You are being downright hysterical.

Please describe specifically how the following is "hysterical"..

page 14 of Opinion: United States v. Windsor
After a statewide deliberative process that enabled its citizens to discuss and weigh arguments for and against same-sex marriage, New York acted to enlarge the definition of marriage...Against this background of lawful same-sex marriage in some States, the design, purpose, and effect of DOMA should be considered as the beginning point in deciding whether it is valid under the Constitution
"Against this background (a statewide deliberative process) of lawful same-sex marriage in some States (but not all, because we just said it's arrived at by a statewide, not federal, deliberative process of a state's citizens)..."

After reading that, how is again that lower circuit courts can order states to perform gay marraiges against the will of the deliberative consensus?
How again is it that "Prop 8 isn't the law anymore"?

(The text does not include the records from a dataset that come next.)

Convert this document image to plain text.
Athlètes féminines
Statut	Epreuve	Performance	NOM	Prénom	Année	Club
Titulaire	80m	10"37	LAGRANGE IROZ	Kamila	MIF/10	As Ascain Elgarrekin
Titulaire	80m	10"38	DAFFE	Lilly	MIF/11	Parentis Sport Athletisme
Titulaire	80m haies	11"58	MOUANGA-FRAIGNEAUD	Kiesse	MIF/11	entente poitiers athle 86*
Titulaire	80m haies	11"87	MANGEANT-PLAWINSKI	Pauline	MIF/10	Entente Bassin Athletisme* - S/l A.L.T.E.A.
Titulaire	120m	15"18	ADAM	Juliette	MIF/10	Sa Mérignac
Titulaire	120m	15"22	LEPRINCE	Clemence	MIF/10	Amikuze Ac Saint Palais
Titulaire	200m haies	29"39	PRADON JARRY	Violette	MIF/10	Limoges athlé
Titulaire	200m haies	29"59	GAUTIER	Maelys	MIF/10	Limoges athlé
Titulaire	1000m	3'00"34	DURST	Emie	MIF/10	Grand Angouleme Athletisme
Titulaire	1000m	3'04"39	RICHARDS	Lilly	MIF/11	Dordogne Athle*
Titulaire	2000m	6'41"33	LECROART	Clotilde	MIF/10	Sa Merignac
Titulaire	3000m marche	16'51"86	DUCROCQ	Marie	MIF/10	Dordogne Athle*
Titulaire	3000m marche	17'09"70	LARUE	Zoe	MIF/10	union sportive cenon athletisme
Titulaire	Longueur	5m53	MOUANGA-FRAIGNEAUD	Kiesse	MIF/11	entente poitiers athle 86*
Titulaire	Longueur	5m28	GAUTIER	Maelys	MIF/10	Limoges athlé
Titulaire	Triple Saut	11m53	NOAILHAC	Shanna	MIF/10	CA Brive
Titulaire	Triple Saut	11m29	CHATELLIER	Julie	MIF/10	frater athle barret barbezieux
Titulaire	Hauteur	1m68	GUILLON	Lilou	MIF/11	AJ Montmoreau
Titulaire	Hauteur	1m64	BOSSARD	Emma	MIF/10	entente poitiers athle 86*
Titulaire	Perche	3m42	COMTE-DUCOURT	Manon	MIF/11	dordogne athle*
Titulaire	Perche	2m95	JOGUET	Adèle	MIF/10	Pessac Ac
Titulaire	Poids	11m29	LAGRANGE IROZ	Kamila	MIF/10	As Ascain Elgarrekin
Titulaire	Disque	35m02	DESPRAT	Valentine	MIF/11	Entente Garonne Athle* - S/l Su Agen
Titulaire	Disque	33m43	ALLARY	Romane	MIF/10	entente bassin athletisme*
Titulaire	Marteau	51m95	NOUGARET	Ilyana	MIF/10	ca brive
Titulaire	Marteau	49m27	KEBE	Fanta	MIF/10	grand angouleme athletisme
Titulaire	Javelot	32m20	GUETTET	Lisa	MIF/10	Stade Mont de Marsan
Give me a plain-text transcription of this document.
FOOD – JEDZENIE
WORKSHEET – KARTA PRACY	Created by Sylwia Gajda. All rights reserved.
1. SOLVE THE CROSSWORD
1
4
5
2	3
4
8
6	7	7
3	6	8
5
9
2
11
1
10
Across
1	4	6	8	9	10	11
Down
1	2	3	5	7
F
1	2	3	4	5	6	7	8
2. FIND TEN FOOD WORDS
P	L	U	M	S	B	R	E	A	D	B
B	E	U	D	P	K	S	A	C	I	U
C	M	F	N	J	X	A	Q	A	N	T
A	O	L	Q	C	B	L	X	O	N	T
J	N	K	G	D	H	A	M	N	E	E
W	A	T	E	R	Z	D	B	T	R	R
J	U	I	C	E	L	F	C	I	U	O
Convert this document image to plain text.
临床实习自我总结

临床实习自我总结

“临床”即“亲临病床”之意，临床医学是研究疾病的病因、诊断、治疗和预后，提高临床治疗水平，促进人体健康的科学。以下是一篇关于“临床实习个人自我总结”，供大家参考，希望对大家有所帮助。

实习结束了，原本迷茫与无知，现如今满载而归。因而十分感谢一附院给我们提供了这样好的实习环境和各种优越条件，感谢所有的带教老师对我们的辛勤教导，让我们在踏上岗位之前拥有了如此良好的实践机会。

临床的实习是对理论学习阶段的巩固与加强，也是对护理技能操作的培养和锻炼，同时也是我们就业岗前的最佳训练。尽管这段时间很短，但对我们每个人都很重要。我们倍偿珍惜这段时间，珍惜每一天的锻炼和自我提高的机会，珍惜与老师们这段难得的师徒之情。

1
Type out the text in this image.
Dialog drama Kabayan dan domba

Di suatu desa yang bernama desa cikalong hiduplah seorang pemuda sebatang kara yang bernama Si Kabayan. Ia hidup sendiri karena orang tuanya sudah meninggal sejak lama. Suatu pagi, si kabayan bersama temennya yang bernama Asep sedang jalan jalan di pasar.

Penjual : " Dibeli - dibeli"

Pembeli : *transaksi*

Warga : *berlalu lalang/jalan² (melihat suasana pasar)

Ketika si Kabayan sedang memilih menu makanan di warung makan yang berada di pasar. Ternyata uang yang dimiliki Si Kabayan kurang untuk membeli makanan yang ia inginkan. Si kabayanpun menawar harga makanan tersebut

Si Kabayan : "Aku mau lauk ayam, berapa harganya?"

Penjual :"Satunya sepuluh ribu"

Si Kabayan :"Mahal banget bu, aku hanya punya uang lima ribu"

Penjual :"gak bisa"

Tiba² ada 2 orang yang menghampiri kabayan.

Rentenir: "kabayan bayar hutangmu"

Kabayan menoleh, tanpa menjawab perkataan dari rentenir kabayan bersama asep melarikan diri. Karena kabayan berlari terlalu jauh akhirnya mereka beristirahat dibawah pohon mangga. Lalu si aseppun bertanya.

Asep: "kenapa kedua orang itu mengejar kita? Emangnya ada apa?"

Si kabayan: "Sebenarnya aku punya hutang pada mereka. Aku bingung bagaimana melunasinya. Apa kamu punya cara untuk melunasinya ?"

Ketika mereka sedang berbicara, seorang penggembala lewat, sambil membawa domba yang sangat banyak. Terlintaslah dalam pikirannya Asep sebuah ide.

You realize of course that the intiative system in California and other states is a "statewide deliberative process"...and that the ruling against defenders of Prop 8 was procedural, not on the merits of their case? The Court effectively (but not purposefully) let stand the lower court ruling in the federal system, for what it was worth. Which is exactly bupkiss upon the reading of Windsor. In June 2013, the US Supreme Court affirmed the merits of Prop 8 as binding law.

[Below]

Just as I thought...you have no lucid rebuttal, only smears. I hope that's not going to be how your lawyers are arguing "the inevitable" in the SCOTUS hearing this year. Because if it is, you'll have to change your name here to "blind-arrogance"..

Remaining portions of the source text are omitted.